## Friday, November 4, 2016

### Geometry Problem 1283 Two Equilateral Triangle, Perpendicular, Midpoint

Geometry Problem. Post your solution in the comment box below.
Level: Mathematics Education, High School, Honors Geometry, College.

Click the figure below to view more details of problem 1283.

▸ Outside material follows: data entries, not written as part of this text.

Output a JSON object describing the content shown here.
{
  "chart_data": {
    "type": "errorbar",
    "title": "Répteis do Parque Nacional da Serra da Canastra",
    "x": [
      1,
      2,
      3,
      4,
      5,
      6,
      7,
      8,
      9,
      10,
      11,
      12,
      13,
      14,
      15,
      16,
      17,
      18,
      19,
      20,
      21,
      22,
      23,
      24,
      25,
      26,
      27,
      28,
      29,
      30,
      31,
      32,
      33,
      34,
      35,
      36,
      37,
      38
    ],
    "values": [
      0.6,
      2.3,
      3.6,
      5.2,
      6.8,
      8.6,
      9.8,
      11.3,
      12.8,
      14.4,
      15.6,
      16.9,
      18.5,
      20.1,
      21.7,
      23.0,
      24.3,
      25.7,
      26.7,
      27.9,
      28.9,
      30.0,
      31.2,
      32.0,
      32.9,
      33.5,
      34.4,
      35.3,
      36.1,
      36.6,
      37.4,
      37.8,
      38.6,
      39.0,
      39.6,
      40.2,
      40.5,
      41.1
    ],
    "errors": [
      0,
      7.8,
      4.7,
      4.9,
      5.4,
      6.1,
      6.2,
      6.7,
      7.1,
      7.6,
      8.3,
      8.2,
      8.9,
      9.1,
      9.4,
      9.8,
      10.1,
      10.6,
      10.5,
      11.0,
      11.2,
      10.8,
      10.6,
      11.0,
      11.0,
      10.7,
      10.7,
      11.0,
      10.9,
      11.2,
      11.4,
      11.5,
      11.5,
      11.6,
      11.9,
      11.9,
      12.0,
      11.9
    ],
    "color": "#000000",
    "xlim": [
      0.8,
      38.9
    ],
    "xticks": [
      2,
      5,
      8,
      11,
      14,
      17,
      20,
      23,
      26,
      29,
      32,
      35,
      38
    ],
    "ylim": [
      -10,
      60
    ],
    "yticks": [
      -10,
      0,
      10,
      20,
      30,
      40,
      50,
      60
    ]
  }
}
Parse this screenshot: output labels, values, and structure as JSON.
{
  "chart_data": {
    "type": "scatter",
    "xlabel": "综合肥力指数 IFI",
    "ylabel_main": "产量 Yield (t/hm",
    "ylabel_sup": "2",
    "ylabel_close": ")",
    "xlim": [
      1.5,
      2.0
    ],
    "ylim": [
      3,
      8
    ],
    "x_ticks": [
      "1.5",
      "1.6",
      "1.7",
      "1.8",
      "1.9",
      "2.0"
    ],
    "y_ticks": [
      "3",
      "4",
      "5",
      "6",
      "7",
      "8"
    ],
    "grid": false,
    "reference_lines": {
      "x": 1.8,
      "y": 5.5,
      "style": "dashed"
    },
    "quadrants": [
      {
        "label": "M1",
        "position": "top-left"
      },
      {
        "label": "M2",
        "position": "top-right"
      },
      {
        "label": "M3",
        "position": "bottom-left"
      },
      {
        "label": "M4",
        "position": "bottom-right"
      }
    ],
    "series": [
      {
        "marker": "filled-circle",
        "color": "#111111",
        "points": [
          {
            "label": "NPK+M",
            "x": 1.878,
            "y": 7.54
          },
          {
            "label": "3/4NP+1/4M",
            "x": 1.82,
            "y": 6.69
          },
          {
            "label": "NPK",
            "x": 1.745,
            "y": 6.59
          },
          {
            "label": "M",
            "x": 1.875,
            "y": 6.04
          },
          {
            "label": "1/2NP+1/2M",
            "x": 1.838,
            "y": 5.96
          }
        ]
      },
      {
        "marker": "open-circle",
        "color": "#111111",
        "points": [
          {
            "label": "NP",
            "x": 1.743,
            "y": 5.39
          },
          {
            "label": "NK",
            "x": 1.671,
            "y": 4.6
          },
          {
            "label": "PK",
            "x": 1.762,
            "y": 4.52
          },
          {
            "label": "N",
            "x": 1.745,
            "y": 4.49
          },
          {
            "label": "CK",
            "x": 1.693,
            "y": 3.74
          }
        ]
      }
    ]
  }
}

1. https://goo.gl/photos/96rSC1H87PN4Xb7g7

Let N is the projection of M over CDE
In triangle EMD, MN is the median and altitude from M => MED is isosceles triangle
Connect CM , CM ⊥AB and BE⊥EC => quadri. CMBE is cyclic
in cyclic quadrilateral CMBE ∠MDC=∠MBC=60 degrees => Triangle EMC is equilateral

2. Problem 1283
Suppose that MN is perpendicular to CE ( DN =NE ,ABED is trapezoid ) so triangle MED is isosceles (ME=MD).But <AMC=90=<ADC then AMDC is cyclic. So <MDA=<MCA=60/2=30.
Then <MDE=90-30=60.Therefore triangle MDE is equilateral.
APOSTOLIS MANOLOUDIS 4 HIGH SCHOOL KORYDALLOS PIRAEUS GREECE

3. BECM is cyclic with BC as diameter so
< MEC = < MBC = 60

ACDM is cyclic with AC as diameter so
< MDE < MAC = 60

So 2 angles of Tr. MDE = 60 and is hence equilateral

Sumith Peiris
Moratuwa
Sri Lanka